Apelidada de “inferno verde” e “selva da morte”, a região de mata fechada entre Colômbia e Panamá, chamada de Tampão de Darién, é uma das rotas migratórias mais letais da atualidade, guardando uma série de riscos para os que se aventuram por ela. No entanto, a procura apenas cresce a cada ano, o que leva a alertas constantes de autoridades e entidades que lidam com as migrações no continente americano
No mês de dezembro, o total de pessoas que atravessaram o Tampão de Darién ultrapassou a marca de 500 mil, segundo projeções da ONU. O número é mais do que o dobro registrado ao longo de 2022. O ano anterior, aliás, foi superado em movimentação já no mês de agosto.
A maioria dos que cruzam Darién vem da Venezuela, Haiti e Equador, bem como de outros países da América do Sul e do Caribe. Outros são originários de lugares mais distantes, incluindo a África Subsaariana, Ásia e Oriente Médio. Em comum, no entanto, está o objetivo final de chegar aos Estados Unidos, mesmo diante da série de riscos que a rota oferece.

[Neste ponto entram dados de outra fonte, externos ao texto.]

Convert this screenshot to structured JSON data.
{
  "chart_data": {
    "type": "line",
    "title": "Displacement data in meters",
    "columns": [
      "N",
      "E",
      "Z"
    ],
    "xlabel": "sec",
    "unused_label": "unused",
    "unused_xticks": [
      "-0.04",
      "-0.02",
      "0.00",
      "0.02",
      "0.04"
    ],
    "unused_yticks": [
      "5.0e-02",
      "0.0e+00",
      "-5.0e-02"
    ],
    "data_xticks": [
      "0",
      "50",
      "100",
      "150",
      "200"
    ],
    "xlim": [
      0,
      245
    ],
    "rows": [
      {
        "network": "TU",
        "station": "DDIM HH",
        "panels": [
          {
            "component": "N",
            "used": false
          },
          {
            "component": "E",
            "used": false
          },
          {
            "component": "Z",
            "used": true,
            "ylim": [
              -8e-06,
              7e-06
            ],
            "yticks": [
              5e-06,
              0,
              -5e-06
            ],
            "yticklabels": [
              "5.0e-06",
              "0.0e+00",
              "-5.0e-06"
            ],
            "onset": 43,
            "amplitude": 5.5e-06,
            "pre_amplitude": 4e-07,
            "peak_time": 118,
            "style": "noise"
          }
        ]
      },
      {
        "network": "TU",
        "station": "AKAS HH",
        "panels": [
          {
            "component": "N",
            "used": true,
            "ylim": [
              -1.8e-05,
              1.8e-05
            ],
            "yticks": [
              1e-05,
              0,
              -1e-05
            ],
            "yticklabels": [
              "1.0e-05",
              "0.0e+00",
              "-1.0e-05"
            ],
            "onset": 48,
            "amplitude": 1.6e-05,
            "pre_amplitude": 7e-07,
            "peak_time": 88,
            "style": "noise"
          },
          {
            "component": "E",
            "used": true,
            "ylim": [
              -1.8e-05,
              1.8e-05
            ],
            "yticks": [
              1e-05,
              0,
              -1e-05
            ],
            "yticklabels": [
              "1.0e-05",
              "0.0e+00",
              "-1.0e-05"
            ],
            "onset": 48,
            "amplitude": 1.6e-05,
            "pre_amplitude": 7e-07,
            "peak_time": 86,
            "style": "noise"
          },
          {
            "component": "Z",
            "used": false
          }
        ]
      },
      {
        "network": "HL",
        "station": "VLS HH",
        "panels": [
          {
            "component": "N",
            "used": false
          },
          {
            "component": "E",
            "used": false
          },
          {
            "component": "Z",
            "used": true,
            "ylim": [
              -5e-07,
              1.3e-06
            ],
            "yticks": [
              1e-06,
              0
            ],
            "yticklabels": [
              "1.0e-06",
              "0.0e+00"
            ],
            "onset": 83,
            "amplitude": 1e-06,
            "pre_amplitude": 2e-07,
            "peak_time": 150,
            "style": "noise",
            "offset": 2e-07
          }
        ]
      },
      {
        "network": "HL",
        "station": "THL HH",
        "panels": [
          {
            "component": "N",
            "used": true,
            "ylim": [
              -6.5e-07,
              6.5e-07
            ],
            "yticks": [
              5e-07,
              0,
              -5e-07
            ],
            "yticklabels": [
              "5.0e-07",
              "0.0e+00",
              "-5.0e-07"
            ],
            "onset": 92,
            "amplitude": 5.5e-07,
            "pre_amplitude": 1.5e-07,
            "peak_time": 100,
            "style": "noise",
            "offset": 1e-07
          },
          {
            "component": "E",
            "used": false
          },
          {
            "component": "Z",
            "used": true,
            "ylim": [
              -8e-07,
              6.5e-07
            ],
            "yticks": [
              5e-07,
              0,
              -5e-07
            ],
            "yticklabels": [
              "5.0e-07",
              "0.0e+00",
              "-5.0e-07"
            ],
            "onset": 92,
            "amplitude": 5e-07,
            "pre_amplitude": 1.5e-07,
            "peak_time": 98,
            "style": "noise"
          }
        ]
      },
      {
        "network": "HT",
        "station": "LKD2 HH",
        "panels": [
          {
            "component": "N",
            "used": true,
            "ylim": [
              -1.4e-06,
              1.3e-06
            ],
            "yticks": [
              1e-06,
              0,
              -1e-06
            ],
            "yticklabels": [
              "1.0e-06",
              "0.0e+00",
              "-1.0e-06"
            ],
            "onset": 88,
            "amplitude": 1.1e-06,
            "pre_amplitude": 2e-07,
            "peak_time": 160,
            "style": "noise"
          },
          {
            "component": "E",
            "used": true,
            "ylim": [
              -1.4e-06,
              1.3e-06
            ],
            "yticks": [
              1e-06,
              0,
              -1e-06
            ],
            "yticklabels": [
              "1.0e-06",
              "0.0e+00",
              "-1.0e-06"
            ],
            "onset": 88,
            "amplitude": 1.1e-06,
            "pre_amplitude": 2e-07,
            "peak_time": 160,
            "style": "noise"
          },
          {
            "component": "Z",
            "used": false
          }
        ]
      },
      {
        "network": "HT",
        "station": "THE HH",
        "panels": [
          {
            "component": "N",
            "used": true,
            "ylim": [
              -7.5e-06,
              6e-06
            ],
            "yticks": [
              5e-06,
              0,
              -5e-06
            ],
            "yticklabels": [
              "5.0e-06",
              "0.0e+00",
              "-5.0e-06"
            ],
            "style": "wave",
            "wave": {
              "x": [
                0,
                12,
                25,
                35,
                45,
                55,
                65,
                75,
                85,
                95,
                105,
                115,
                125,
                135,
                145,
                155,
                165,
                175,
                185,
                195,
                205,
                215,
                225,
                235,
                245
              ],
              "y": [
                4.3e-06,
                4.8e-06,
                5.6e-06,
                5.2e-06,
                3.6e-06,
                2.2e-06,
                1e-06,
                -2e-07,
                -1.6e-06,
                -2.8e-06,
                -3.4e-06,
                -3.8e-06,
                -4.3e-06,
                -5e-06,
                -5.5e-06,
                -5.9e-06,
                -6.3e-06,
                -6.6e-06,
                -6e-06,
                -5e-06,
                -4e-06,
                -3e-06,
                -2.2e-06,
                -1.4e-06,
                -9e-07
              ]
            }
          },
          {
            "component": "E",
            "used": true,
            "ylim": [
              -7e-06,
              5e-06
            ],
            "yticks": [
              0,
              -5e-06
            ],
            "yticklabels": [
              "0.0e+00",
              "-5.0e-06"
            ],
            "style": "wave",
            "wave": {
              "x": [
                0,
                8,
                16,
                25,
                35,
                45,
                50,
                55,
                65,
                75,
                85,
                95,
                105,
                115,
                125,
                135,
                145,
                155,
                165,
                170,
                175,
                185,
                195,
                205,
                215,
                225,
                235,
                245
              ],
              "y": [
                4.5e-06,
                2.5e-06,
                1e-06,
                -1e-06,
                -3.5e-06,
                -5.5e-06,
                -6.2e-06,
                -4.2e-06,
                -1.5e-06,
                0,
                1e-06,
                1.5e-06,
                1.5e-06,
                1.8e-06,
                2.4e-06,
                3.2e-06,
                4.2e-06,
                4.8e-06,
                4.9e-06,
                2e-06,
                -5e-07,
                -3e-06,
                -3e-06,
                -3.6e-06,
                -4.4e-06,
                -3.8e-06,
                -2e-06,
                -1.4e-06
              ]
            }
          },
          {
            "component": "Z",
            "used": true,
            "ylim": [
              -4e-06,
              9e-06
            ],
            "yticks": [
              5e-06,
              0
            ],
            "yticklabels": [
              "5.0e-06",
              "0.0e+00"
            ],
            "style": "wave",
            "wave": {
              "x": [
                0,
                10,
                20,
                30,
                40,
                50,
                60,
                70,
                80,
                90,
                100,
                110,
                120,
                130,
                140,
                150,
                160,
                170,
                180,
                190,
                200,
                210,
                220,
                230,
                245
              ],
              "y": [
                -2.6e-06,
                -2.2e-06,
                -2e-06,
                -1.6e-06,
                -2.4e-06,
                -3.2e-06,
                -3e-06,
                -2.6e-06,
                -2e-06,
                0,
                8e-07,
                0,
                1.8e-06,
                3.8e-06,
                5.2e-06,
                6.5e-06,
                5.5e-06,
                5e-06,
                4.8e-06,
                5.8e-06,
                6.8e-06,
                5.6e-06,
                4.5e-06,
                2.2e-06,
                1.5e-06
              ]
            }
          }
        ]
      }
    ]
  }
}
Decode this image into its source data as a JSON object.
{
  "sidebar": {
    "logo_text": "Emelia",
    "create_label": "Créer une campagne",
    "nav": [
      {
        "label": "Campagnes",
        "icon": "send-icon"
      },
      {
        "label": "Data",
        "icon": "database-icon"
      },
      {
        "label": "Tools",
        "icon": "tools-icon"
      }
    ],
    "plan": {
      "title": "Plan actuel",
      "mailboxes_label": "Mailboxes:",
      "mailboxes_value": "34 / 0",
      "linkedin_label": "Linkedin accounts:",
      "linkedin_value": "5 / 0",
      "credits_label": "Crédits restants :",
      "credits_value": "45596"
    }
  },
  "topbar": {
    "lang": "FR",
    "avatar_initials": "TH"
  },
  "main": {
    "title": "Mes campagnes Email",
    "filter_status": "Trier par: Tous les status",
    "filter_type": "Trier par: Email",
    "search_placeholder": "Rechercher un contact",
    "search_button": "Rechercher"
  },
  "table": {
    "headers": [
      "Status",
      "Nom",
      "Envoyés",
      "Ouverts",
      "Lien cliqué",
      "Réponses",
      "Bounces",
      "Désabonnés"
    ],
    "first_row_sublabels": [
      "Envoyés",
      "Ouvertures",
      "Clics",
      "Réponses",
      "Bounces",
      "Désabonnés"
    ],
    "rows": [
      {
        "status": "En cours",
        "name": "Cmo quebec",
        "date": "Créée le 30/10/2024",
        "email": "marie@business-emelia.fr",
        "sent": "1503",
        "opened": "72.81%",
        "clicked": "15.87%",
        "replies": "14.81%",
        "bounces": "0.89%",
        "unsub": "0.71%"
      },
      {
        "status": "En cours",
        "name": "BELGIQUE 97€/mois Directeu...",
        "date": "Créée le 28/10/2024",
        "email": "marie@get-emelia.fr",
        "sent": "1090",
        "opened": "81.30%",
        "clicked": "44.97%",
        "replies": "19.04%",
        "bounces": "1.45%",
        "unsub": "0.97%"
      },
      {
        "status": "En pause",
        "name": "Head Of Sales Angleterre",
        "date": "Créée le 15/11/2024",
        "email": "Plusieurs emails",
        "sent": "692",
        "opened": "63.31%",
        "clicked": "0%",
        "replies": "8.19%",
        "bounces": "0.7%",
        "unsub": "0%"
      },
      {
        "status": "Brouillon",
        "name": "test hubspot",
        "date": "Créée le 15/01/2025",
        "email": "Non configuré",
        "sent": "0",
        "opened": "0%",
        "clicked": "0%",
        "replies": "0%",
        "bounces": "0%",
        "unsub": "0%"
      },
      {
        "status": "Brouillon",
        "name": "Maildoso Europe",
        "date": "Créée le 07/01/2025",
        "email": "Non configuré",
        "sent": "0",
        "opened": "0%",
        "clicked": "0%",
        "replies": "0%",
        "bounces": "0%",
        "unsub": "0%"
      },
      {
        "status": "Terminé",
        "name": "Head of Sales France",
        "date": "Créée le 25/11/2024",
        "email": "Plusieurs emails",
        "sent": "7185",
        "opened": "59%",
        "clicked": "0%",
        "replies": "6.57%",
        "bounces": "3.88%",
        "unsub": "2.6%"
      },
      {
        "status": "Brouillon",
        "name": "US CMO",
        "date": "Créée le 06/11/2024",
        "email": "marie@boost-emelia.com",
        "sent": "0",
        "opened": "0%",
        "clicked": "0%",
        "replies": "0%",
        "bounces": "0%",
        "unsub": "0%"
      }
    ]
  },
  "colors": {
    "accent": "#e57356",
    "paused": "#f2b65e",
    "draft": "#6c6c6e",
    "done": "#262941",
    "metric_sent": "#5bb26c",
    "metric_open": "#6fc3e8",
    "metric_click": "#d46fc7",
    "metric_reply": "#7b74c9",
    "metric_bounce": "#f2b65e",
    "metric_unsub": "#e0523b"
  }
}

O trecho usado por migrantes leva de quatro a seis dias para ser cruzado a pé, entre o povoado de Acandí, na Colômbia e Bajo Chiquito, no sul do Panamá. O percurso na selva inclui muita umidade, cadeias de montanhas, travessias de rios com fortes correntezas e animais perigosos. Os migrantes enfrentam ainda o cansaço, fome e sede. No caminho, é comum se depararem com corpos abandonados sem vida daqueles que vieram antes.
Além das condições naturais do meio ambiente e do corpo humano, a região ainda tem a presença de paramilitares, grupo armados e tráfico de drogas e de pessoas. Episódios de violência, assaltos, roubos, agressões sexuais e até assassinatos são relatados constantemente nos meios de comunicação locais e internacionais.
ONU pede ação conjunta
Em comunicado conjunto na última semana, a OIM, Agência da ONU para as Migrações, e o ACNUR, Agência da ONU para Refugiados, pediram uma abordagem regional abrangente, baseada em cooperação e solidariedade, em resposta à crise humanitária que ocorre no Tampão de Darién.
Segundo as duas entidades, dificultar vias para migração regular e solicitação de refúgio apenas leva pessoas a optar por rotas mais perigosas e encher os bolsos de contrabandistas de migrantes.
“Nenhum país por si só está equipado para lidar com eles. Apenas ao trabalharmos juntos com todos os atores relevantes, a partir de uma abordagem colaborativa baseada na rota e com foco no que podemos fazer em cada etapa da jornada, que conseguiremos enfrentá-los efetivamente”, disse o Alto Comissário da ONU para Refugiados, Filippo Grandi.
A Diretora-Geral da OIM, Amy Pope, complementou as falas do colega de ONU. “Países de acolhida precisam de maior apoio da comunidade internacional para fortalecer os serviços nacionais e oferecer oportunidades de integração para que as pessoas encontrem estabilidade e evitem embarcar em jornadas perigosas.
Violência sexual
As agências da ONU não são as únicas a alertarem sobre os riscos da rota migratória de Darién e cobrarem providências das autoridades. De janeiro a outubro de 2023, a ONG Médicos Sem Fronteiras (MSF) tratou 397 sobreviventes de violência sexual, muitos deles crianças e adolescentes, depois que conseguiram chegar ao Panamá.
Ainda de acordo com a instituição, apenas em outubro, suas equipes prestaram assistência a 107 pessoas. Em uma das semanas do mês, 59 pessoas procuraram atendimento, o que indica um evento de violência sexual ocorrendo a cada três horas.
“Nem todos os sobreviventes recebem atenção em tempo hábil, devido ao estigma que envolve essa forma de violência, às ameaças dos agressores, às formas de violência sexual não reconhecidas como tal e ao fato de que eles não se sentem seguros para pedir ajuda”, afirmou Carmenza Gálvez, coordenadora-médica do projeto de Médicos Sem Fronteiras, em informe especial sobre Darién.